Jewish Ethnic Groups

Israel Table of Contents

The division of Jewish Israelis into ethnic groups is primarily a legacy of the cultural diversity and far-flung nature of the Jewish Diaspora: it is said that Jews have come to modern Israel from 103 countries and speak more than 70 different languages. As in the United States, the immigrants of yesterday became the ethnic groups of today. But Jewish ethnicity troubles many Israelis, and since the late 1950s it has sometimes been viewed as Israel's major social problem.

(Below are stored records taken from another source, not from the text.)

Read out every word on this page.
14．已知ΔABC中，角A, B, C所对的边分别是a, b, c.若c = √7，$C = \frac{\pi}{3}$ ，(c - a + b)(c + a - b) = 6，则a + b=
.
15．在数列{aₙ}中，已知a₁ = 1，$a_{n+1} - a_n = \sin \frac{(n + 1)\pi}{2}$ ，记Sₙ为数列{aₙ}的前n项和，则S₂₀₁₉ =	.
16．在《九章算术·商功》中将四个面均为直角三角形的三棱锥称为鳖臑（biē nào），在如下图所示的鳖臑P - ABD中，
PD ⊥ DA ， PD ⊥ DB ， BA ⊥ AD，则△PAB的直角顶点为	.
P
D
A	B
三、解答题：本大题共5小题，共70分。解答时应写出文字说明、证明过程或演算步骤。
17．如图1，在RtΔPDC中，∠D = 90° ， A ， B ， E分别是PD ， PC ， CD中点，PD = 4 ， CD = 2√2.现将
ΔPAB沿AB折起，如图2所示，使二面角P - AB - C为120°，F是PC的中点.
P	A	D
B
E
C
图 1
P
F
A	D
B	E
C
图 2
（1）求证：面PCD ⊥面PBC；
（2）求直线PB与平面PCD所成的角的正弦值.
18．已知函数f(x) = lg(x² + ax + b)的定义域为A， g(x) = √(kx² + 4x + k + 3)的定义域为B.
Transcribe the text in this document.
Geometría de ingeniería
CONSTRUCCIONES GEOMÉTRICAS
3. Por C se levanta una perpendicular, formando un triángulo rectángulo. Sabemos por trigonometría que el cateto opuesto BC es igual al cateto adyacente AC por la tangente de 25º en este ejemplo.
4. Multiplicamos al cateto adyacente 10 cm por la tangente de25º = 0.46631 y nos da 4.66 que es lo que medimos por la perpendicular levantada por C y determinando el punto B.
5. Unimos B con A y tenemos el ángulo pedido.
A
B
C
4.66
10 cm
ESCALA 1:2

There are two principal sources of concern. First, in a rather utopian way, Zionism was supposed to bring about the dissolution of the Diaspora and the reconstitution of world Jewry into a single, unified Jewish people. The persistence of cultural diversity-- Jewish ethnicity in a Jewish state--was simply inconceivable. Second, the socialist Labor Zionists assumed that the Jewish society of Israel would be egalitarian, free of the class divisions that plagued Europe. Instead, along with the growing, industrializing economy came the usual divisions of class, stratification, and socioeconomic inequality. These class divisions seemed to coincide with ethnic divisions: certain kinds of ethnic groups were overrepresented in the lowest classes. For utopian thinkers, the persistence of Jewish ethnic groups was troubling enough; their stratification into a class structure was unthinkable.